I am training a model with kearas on Go of datas, at a point where my computer can't handle the RAM needed. So I am trying to implement my training as 1 epoche is done with multiple model.fit calls, with somthing like :
for epoche in range(nbEpoches):
for index_df in range(len(list_of_dataFrames)):
dataFrame = load_dataFrame(list_of_dataFrames, index_df) # load in ram only this DF
X_train, Y_train, X_test, Y_test = calc_train_arrays(dataFrame)
model.fit(
X_train, Y_train,
validation_data=(X_test, Y_test),
# ... what I am asking
batch_size=batch_size,
)
and with X_train and X_test are numpy arrays of shape (many thousands, 35 to 200, 54+), so using multiple batches is mandatory (for the GPU's VRAM), and dynamicly loading the dataFrames too (for the RAM), this is what force me to use multiple fit calls for the same epoche.
I am asking how to use the model.fit function in order to do it.
i also wondered if using a generator of array of shape (batch_size, 35+, 54+) and specifing steps_per_epoch could be an idea ?
i have first tryed to avoid the problem by just training on a single dataFrame of around 20k samples, but the model is having generalisation issue. I also tryed to just do one epoche per dataframe, but it seems like each dataframe was un-learning the others.
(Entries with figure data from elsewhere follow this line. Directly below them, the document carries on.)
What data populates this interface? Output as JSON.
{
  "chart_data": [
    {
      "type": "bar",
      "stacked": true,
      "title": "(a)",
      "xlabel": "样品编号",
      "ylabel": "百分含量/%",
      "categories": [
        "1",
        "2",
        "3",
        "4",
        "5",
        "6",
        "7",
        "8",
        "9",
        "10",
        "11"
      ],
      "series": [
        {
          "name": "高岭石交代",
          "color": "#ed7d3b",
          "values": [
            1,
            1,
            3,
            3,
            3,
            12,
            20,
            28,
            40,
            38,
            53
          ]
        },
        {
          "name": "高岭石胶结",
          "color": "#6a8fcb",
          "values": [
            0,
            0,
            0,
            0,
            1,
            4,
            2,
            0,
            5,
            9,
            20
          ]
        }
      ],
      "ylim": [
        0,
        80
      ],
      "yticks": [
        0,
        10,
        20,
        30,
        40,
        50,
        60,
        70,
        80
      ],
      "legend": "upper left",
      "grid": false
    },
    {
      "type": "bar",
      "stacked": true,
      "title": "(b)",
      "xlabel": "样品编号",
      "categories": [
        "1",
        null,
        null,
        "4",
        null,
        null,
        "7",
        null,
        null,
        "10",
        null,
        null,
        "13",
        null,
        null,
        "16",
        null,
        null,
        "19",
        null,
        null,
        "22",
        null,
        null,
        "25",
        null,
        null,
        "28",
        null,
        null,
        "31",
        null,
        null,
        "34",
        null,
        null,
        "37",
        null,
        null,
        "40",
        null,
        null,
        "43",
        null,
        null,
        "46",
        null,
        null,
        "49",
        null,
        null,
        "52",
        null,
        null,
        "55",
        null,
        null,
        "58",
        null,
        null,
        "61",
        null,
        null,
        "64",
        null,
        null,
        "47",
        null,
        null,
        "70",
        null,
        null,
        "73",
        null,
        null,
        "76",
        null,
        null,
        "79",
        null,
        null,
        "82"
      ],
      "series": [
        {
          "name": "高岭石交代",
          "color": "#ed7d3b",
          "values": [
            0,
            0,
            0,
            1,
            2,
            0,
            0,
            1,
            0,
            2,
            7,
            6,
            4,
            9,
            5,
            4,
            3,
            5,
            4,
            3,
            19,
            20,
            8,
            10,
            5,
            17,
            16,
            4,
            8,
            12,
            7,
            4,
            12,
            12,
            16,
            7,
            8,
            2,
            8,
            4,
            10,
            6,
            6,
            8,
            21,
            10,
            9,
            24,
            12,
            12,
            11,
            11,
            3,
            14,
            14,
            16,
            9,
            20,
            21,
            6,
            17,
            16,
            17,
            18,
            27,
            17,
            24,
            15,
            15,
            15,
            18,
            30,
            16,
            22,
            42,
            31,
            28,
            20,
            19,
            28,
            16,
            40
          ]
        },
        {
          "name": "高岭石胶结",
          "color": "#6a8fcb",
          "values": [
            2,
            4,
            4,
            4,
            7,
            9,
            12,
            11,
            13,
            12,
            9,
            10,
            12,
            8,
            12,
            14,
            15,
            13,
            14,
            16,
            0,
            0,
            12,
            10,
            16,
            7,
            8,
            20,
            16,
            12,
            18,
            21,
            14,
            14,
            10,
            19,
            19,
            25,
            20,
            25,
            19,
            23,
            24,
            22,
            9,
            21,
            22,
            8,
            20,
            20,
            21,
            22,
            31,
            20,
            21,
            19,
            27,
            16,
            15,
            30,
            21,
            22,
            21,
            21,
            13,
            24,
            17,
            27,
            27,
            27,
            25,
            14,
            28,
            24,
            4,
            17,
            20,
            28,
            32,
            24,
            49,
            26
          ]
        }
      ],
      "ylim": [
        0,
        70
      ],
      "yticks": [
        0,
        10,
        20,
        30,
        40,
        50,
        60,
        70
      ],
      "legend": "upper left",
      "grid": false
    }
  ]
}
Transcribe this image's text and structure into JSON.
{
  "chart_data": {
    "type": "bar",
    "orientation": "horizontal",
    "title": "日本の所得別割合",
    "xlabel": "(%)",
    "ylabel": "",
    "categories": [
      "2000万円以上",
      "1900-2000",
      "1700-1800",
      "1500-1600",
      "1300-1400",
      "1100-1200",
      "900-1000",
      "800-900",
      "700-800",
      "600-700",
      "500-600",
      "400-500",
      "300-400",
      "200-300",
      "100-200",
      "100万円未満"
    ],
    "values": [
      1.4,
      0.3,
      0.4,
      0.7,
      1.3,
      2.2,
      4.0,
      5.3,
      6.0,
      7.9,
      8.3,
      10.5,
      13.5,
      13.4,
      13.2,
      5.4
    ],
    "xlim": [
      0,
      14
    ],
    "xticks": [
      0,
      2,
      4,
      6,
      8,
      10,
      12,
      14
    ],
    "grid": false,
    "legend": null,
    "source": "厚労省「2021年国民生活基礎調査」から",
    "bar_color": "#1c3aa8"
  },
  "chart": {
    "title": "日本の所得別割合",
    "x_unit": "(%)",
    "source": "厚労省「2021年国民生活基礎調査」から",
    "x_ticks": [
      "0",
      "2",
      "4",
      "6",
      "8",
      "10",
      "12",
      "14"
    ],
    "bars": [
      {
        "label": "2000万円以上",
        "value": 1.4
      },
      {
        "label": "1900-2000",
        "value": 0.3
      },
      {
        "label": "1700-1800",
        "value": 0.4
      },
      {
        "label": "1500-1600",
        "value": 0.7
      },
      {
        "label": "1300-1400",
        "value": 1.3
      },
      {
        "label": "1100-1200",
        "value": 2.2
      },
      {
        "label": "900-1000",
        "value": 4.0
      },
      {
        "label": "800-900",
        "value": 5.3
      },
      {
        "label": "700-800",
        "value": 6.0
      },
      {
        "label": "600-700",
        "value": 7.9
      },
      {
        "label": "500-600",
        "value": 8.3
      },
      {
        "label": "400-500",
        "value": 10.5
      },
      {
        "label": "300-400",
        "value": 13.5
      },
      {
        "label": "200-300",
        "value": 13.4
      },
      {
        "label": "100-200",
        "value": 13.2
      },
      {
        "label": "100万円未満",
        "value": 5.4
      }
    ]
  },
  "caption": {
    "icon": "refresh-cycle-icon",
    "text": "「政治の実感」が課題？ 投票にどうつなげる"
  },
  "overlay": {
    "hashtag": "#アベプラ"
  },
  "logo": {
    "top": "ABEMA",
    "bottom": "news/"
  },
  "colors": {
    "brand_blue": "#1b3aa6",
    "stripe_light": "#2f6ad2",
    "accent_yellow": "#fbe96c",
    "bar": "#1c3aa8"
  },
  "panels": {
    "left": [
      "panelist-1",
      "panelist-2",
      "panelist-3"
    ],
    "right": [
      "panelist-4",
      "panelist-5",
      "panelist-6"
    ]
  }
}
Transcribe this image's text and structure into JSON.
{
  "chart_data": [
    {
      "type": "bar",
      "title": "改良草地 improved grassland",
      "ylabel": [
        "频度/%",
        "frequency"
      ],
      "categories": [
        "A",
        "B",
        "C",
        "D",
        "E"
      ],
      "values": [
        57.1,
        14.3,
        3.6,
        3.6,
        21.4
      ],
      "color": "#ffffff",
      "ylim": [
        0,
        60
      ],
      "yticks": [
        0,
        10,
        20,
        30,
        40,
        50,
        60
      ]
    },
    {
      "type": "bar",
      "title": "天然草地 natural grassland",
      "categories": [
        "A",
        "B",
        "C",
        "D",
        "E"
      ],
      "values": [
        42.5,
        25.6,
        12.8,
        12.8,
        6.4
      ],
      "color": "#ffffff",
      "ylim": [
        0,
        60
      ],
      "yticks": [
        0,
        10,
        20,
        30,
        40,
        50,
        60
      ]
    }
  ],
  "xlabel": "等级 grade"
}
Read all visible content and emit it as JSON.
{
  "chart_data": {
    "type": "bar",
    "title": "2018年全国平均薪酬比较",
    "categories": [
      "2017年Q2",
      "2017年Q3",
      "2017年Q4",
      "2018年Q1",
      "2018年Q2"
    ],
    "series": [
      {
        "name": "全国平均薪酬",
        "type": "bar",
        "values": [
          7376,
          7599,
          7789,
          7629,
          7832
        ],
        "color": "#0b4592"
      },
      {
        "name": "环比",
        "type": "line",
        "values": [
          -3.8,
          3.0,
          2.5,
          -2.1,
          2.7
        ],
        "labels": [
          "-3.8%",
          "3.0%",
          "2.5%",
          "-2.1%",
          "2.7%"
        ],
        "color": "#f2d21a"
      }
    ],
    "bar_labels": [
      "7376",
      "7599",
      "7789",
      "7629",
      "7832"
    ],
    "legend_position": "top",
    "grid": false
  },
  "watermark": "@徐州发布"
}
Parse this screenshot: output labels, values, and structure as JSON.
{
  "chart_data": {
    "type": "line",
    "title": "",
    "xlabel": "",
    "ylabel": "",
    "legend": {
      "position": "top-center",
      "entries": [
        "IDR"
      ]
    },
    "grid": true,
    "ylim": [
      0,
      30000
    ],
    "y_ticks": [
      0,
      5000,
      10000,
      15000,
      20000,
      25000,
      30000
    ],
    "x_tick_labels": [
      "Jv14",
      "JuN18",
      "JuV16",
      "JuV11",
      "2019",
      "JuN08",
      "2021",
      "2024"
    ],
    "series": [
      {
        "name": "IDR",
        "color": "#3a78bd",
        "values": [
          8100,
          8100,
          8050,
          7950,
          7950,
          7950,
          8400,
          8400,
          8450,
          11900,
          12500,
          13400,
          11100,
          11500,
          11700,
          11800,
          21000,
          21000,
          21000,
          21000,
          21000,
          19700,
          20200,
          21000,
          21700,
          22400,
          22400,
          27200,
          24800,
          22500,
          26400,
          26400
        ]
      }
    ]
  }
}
I guess you have 2 options.
You can try a custom data generator. Here is an tutorial (i think this may be a little difficult): https://medium.com/analytics-vidhya/write-your-own-custom-data-generator-for-tensorflow-keras-1252b64e41c3
You can also define a custom training loop, here is a tutorial: https://www.tensorflow.org/guide/keras/writing_a_training_loop_from_scratch
I am not sure if this is what you want.